Vulval leukoplakia – part 3



Prevention:

-Pertinacious diet containing vitamins, minerals etc. should  include milk, eggs etc.
-Treating provoking factors like diabetes, endocrine diseases etc.
-Treating EB virus, candidial infections etc.
-Maintaining vulval local health like reducing the moisture, friction, heat production etc.

Treatment:

-With appropriate and early intervention around 96 to 97% cases can be prevented from becoming worse.
-Local treatment – to keep the vulva clean and dry.
-Using mild soaps and avoiding soap over scrub etc.
-For itching local corticosteroids can be used.
-For keratosis proliferative lesions topical 0.025% to 0.05% Vitamin-A acid ointment or 2.5% fluorouracil ointment can be used.


(Fluorouracil helps in blocking the conversion of uracil into thymidine. Thereby it inhibits DNA synthesis, which prevents tumor cell proliferation and differentiation.
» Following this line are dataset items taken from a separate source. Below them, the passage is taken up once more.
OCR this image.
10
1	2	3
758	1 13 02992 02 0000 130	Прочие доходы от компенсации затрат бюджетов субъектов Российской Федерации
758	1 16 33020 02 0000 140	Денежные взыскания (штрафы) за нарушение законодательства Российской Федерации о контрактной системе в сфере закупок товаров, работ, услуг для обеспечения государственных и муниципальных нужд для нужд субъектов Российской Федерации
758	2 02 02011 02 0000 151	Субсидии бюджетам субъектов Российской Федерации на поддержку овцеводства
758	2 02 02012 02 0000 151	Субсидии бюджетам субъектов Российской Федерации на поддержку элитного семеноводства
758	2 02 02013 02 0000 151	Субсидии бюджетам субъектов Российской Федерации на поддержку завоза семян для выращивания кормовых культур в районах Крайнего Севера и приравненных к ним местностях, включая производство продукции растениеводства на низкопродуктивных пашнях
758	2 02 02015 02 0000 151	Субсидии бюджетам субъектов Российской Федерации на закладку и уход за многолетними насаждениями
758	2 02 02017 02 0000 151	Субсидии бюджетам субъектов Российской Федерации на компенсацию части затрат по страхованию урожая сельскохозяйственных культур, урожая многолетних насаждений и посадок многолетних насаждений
It can be used in precancerous skin lesions and also in malignant skin lesions.)
 -Leukoplakia with mild dysplasia can be treated with this combination therapy and long term follow-up.
-In case of leukoplakia lesions with atypical cellular features with possibility of development of carcinoma in situ needs surgery.

Thursday 21 February 2013

Vulval leukoplakia – part 2



Pathogenesis:
It is a mucosal or epidermal epithelial proliferative lesion.
In leukoplakia mucosal epithelium becomes keratinized ranging from granular layer thickness.
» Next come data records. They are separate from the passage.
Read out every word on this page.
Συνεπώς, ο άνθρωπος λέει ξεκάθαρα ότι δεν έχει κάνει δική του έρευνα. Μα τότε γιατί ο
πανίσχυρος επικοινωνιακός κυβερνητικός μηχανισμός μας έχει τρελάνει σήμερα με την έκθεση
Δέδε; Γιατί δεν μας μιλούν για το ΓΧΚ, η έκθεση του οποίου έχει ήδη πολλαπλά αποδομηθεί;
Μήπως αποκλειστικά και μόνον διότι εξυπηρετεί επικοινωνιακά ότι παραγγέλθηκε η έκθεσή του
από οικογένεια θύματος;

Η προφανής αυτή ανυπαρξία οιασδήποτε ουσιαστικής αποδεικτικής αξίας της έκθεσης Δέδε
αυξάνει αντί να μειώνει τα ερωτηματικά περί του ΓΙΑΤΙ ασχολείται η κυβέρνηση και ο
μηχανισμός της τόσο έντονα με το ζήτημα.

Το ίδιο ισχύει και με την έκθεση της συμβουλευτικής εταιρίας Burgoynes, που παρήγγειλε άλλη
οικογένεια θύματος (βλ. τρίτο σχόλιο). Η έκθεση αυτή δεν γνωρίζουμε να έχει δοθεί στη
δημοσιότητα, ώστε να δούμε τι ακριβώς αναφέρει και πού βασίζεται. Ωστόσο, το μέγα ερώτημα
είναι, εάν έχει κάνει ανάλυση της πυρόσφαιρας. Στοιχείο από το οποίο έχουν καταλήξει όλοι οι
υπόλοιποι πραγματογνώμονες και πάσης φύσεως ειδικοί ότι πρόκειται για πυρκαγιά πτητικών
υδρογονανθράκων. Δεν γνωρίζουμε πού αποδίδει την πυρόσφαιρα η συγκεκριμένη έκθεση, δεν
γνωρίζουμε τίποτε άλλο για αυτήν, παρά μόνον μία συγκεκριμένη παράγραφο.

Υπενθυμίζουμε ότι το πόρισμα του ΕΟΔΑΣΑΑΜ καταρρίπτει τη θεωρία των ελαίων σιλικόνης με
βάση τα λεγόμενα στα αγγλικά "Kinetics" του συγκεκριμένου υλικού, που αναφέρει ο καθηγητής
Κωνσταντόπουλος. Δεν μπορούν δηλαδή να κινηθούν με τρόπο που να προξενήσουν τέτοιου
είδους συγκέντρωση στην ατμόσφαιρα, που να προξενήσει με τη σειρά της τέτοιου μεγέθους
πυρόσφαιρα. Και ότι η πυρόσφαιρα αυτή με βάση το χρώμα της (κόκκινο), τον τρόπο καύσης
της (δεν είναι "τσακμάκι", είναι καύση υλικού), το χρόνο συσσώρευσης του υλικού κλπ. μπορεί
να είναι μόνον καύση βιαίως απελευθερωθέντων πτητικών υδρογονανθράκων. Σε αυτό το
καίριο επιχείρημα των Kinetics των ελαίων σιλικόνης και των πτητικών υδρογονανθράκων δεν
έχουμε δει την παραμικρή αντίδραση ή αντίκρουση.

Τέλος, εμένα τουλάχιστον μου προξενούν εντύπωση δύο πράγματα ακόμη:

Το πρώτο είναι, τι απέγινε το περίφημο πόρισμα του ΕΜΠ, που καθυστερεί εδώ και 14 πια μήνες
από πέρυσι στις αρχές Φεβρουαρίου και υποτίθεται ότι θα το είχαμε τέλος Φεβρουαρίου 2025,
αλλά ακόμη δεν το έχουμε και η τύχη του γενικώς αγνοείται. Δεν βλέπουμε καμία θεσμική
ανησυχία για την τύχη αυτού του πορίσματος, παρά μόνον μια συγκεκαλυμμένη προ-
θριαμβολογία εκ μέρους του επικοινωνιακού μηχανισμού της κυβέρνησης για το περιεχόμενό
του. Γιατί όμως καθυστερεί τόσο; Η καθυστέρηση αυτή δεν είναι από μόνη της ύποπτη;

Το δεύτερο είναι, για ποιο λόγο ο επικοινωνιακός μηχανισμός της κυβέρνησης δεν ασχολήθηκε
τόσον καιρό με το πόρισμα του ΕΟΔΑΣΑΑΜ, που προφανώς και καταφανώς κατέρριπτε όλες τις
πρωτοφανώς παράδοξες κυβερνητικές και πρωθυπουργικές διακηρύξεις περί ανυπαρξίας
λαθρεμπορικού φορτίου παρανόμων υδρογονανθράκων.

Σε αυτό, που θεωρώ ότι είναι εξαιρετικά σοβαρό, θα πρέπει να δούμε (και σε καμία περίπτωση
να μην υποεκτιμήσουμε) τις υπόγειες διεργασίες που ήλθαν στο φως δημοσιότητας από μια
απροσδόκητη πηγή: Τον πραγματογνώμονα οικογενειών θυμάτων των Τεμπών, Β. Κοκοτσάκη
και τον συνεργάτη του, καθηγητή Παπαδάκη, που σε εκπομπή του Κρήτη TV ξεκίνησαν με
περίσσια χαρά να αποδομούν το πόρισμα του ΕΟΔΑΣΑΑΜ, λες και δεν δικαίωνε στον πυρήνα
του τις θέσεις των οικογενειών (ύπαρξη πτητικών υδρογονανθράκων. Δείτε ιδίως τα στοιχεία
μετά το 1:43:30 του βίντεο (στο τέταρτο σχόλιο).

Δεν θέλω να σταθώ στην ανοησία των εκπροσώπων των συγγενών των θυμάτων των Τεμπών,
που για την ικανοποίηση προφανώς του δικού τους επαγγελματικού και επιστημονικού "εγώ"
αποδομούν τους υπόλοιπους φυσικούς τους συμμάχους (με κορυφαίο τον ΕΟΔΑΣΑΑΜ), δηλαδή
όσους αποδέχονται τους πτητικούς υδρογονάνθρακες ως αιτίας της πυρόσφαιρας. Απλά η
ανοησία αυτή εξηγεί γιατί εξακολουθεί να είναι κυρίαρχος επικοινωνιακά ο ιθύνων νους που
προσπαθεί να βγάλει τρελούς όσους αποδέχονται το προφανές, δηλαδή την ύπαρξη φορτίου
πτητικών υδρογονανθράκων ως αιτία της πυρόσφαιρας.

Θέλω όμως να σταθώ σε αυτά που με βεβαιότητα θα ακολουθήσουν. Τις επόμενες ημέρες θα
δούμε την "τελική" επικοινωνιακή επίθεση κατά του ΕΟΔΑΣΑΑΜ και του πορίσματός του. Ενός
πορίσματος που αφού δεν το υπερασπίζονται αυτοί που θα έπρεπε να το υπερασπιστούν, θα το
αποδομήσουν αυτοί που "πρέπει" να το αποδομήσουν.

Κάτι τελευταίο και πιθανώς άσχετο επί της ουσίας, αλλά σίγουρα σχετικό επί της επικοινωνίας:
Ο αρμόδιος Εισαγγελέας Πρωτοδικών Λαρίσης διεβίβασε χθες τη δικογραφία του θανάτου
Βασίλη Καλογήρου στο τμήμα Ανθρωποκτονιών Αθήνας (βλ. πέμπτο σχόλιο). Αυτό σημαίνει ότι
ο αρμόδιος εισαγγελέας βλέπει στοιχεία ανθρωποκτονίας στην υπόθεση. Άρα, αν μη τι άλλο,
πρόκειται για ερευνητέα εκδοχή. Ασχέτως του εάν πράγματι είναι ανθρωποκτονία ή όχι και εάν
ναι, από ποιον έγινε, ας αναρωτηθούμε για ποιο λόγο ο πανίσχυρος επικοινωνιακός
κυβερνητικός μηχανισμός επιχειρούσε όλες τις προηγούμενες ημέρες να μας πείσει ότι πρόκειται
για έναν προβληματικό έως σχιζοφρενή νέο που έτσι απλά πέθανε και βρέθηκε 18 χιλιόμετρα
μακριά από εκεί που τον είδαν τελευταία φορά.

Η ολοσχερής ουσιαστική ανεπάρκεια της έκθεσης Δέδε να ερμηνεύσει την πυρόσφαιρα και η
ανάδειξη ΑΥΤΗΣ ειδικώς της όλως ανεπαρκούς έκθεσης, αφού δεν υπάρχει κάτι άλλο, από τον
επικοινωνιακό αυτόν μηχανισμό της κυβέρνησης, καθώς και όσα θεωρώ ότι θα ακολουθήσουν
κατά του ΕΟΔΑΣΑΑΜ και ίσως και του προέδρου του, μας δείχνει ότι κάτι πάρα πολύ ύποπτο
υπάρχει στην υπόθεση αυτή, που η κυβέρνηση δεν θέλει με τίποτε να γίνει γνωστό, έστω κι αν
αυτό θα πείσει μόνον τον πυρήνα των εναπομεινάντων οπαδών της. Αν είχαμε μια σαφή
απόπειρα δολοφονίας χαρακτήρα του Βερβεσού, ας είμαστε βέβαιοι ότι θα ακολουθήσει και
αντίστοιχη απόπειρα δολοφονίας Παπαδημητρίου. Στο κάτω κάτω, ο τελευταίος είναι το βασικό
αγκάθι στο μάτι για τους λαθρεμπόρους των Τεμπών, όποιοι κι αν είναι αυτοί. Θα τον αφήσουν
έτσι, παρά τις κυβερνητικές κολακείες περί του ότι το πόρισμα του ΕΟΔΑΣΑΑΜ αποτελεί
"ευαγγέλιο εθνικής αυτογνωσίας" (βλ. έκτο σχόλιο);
Histopathological features:
-Significant hyperkeratosis
-Granular layer thickening
-Mucosal or skin epithelial hyperplasia
-Acanthosis thickening
-Epithelial crest
-Infiltration of dermal lymphocytes and plasma cells
-Appearance of prickle cell layer
-Cells with irregular shape and mitotic figures
squamous hyperplasia

Symptoms and signs:

-Patient will usually present with irregular milky white shiny patches or plaques with slightly elevated mucosal surface, well defined borders and state clearly.
These lesions can be seen on genital organs like vaginal mucosa, urethral mucosa, clitoris, labia majora, labia minora etc.

Itching is one more common feature.
Itching can lead scratching, rubbing which can in turn lead to flushing, edema, erosion, ulcers or liquenification.
With progression of time some lesions can become:
-Uplifted, state unclearly
-Surface becomes more keratinized, rough and hard to touch.
-Bleeding from the erosion or ulcers can be seen.

Diagnosis:
Histopathological examination and clinical features collectively help in diagnosis.



Wednesday 20 February 2013

Vulval leukoplakia – part 1




 Definition:

Generally benign keratotic white lesions on the vulva are called as vulval leukoplakia or precancerous disease or white spot disease.

In these more are benign or pre-cancerous lesions. Only 4 to 6% can be cancerous.

Nowadays instead of using the general term leukoplakia, one standard nomenclature has developed based on the histopathological findings of the vulval lesions.

And these lesions are called non-neoplastic epithelial disorders in general. And these are subdivided into:
-Squamous cell hyperplasia.
-Lichen sclerosus.
-And other dermatoses.

Causes of leukoplakia:

Exact etiology is not clear. But the possible factors are:

-Systemic factors like:  
    Diabetes
    Endocrine disorders
    Malnutrition
   Vitamin deficiency
   Pituitary-ovarian dysfunction

-EB virus infection

-Candida albicans infection

-HPV infection seen in around 22% of the patients.

-Can be seen in patients with oral leukoplakia.

-P 53 gene mutation leading to cell proliferation.

-Local factors like:
   Genital partial wetness
   Heat stimulation
   Rubbing
  Age related atrophy

-Previous similar lesions

-The skin graft to vulva can also get the lesions.